Reckford was especially interested to learn about Stevens’ recent successes in the U.S. Department of Energy’s Solar Decathlon, a national competition which challenges collegiate teams to design solar-powered houses. In the 2011 competition, a team from Stevens designed a zero-energy dwelling which will become an affordable home for a Habitat for Humanity family.
“What a nice example of the Stevens legacy of using technology and innovation to contribute to society!” Reckford said.
Miguel Escobedo, whose wife is a descendant of the Conover line of the Stevens family, travelled all the way from Mexico with his four adult children to attend the reunion.
“I am extremely proud of my family’s connection to Stevens and our ancestors’ tremendous legacy of technology, invention and education philanthropy,” Escobedo said. “This truly remarkable event not only allowed my children to meet their relatives from across the United States, but reinforced the fact that they are part of an incredibly important heritage.”

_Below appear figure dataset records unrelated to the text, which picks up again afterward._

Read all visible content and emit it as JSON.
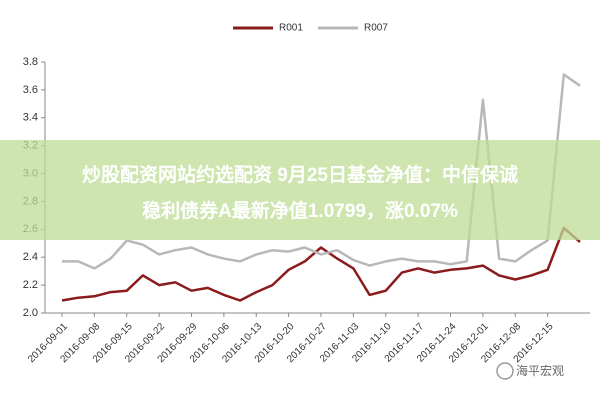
{
  "chart_data": {
    "type": "line",
    "categories": [
      "2016-09-01",
      null,
      "2016-09-08",
      null,
      "2016-09-15",
      null,
      "2016-09-22",
      null,
      "2016-09-29",
      null,
      "2016-10-06",
      null,
      "2016-10-13",
      null,
      "2016-10-20",
      null,
      "2016-10-27",
      null,
      "2016-11-03",
      null,
      "2016-11-10",
      null,
      "2016-11-17",
      null,
      "2016-11-24",
      null,
      "2016-12-01",
      null,
      "2016-12-08",
      null,
      "2016-12-15",
      null,
      null
    ],
    "series": [
      {
        "name": "R001",
        "color": "#8b1a1a",
        "values": [
          2.09,
          2.11,
          2.12,
          2.15,
          2.16,
          2.27,
          2.2,
          2.22,
          2.16,
          2.18,
          2.13,
          2.09,
          2.15,
          2.2,
          2.31,
          2.37,
          2.47,
          2.39,
          2.32,
          2.13,
          2.16,
          2.29,
          2.32,
          2.29,
          2.31,
          2.32,
          2.34,
          2.27,
          2.24,
          2.27,
          2.31,
          2.61,
          2.51
        ]
      },
      {
        "name": "R007",
        "color": "#b8b8b8",
        "values": [
          2.37,
          2.37,
          2.32,
          2.39,
          2.52,
          2.49,
          2.42,
          2.45,
          2.47,
          2.42,
          2.39,
          2.37,
          2.42,
          2.45,
          2.44,
          2.47,
          2.42,
          2.45,
          2.38,
          2.34,
          2.37,
          2.39,
          2.37,
          2.37,
          2.35,
          2.37,
          3.53,
          2.39,
          2.37,
          2.45,
          2.52,
          3.71,
          3.63
        ]
      }
    ],
    "ylim": [
      2,
      3.8
    ],
    "yticks": [
      {
        "value": 2,
        "label": "2.0"
      },
      2.2,
      2.4,
      2.6,
      2.8,
      {
        "value": 3,
        "label": "3.0"
      },
      3.2,
      3.4,
      3.6,
      3.8
    ],
    "legend": "top"
  },
  "overlay": {
    "lines": [
      "炒股配资网站约选配资 9月25日基金净值：中信保诚",
      "稳利债券A最新净值1.0799，涨0.07%"
    ]
  },
  "watermark": "海平宏观"
}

Another descendant, Sam Reckford, also enjoyed the opportunity to reconnect with distant relatives and exchange knowledge about their historic genealogy.
“We all recognize the shared bonds that we have with each other, Stevens and Hoboken,” he said. “I was very impressed with President Farvardin and his goals for Stevens. It is clear Stevens is on the upswing and I can only imagine that the future will be brighter still.”
Stevens last hosted a reunion for the Stevens family 32 years ago. This weekend’s reunion was spearheaded by Richard Widdicombe, a longtime Stevens library director who organized the previous reunion in 1980.
“Richard’s contribution to this unforgettable weekend was substantial,” said Farvardin. “We will certainly not wait another 32 years to reunite with the Stevens family,” said Farvardin.
“We really enjoyed bringing the Stevens family together on our campus,” added Stevens Vice President for Development Ed Eichhorn ’69. “We learned a great deal about the family and they learned a great deal about the Stevens of today. We look forward to many more reunions in the future.”
Stevens and the founding family’s descendants are continuing to collaborate. Soon they will loan the original plans of the USS Monitor, the first ironclad US warship, to the US Mariners’ Museum.